Uhm, ... almost exactly correct. ;-)
One would think that ... but that's not quite how many/most DNS servers and their software behave and/or behave by default (and is often quite configurable too). Many will, by default, issue NOTIFY from all authoritative nameservers. At first that might seem odd, but, I believe the logic goes about like this: the overhead is low clients that don't care can/will (mostly) ignore authoritative (whether primary or secondary) has no way of knowing how other authoritatives downstream of it are configured, so, e.g. some authoritatives may only get their data via other secondary(/ies), and not direct from master, etc. So, DNS, etc., trying to be resilient and robust and fault tolerant and mostly continue working under even far from ideal circumstances, that's probably not a horrible design decision for default behaviors. Of course one can also make good arguments to have different or different default behavior ... and most nameservers (and including BIND9) are highly configurable as to how they'll actually behave in those regards.
But NOTIFY coming from other than actual authoritative nameservers (be they master/primary or a slave/secondary), something is quite odd or screwed up there.

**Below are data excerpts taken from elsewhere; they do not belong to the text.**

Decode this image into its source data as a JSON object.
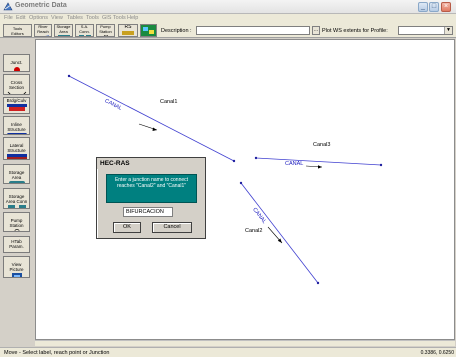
{
  "window": {
    "title": "Geometric Data",
    "minimize": "_",
    "maximize": "□",
    "close": "×"
  },
  "menu": [
    "File",
    "Edit",
    "Options",
    "View",
    "Tables",
    "Tools",
    "GIS Tools",
    "Help"
  ],
  "toolbar": {
    "tools_editors": "Tools\nEditors",
    "river_reach": "River\nReach",
    "storage_area": "Storage\nArea",
    "sa_conn": "S.A.\nConn.",
    "pump_station": "Pump\nStation",
    "rs": "RS",
    "description_label": "Description :",
    "description_value": "",
    "browse_label": "...",
    "plot_ws_label": "Plot WS extents for Profile:",
    "profile_value": ""
  },
  "side_editors": [
    {
      "label": "Junct."
    },
    {
      "label": "Cross\nSection"
    },
    {
      "label": "Brdg/Culv"
    },
    {
      "label": "Inline\nStructure"
    },
    {
      "label": "Lateral\nStructure"
    },
    {
      "label": "Storage\nArea"
    },
    {
      "label": "Storage\nArea Conn"
    },
    {
      "label": "Pump\nStation"
    },
    {
      "label": "HTab\nParam."
    },
    {
      "label": "View\nPicture"
    }
  ],
  "reaches": [
    {
      "river": "CANAL",
      "reach": "Canal1"
    },
    {
      "river": "CANAL",
      "reach": "Canal3"
    },
    {
      "river": "CANAL",
      "reach": "Canal2"
    }
  ],
  "dialog": {
    "title": "HEC-RAS",
    "message": "Enter a junction name to connect reaches \"Canal2\" and \"Canal1\"",
    "input_value": "BIFURCACION",
    "ok_label": "OK",
    "cancel_label": "Cancel"
  },
  "status": {
    "message": "Move - Select label, reach point or Junction",
    "coords": "0.3386, 0.6250"
  },
  "colors": {
    "reach_line": "#4040d0",
    "junction_dot": "#cc0000",
    "dialog_message_bg": "#008080"
  }
}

E.g. like some funky NAT/SNAT mapping (which shouldn't apply in our cases here, as we're talking Internet globally routable public IPs here, no NAT/SNAT or other mapping of the sort should at all apply between these), or, somebody <me giving Comcast Business the hairy eyeball look again> fscking around in ways with DNS traffic that they never ought be doing - and SecurityEdge would certainly be one of the guilty culprits found in such fscking up with port 53 traffic (at least we certainly hit lots of that earlier, and maybe we're hitting more of some same and/or similar, at least partially, in those regards).
On Tue, Jun 4, 2024 at 6:14 PM Rick Moen rick@linuxmafia.com wrote:
Quoting Al (awbalug@sunnyside.com):
Actually I take it back, 73.189.65.18 must be the WAN address of Michael's modem. That won't appear on a message from Michael, unless somehow NAT got involved in the modem? Not sure if that's quite right. I think NAT would come from the last of the assigned static IPv4 addresses, but IIRC I have also seen messages from a modem's WAN address.
Interest, if so -- but nonetheless completely improper. NOTIFY should only ever come from the domain master nameserver's IP.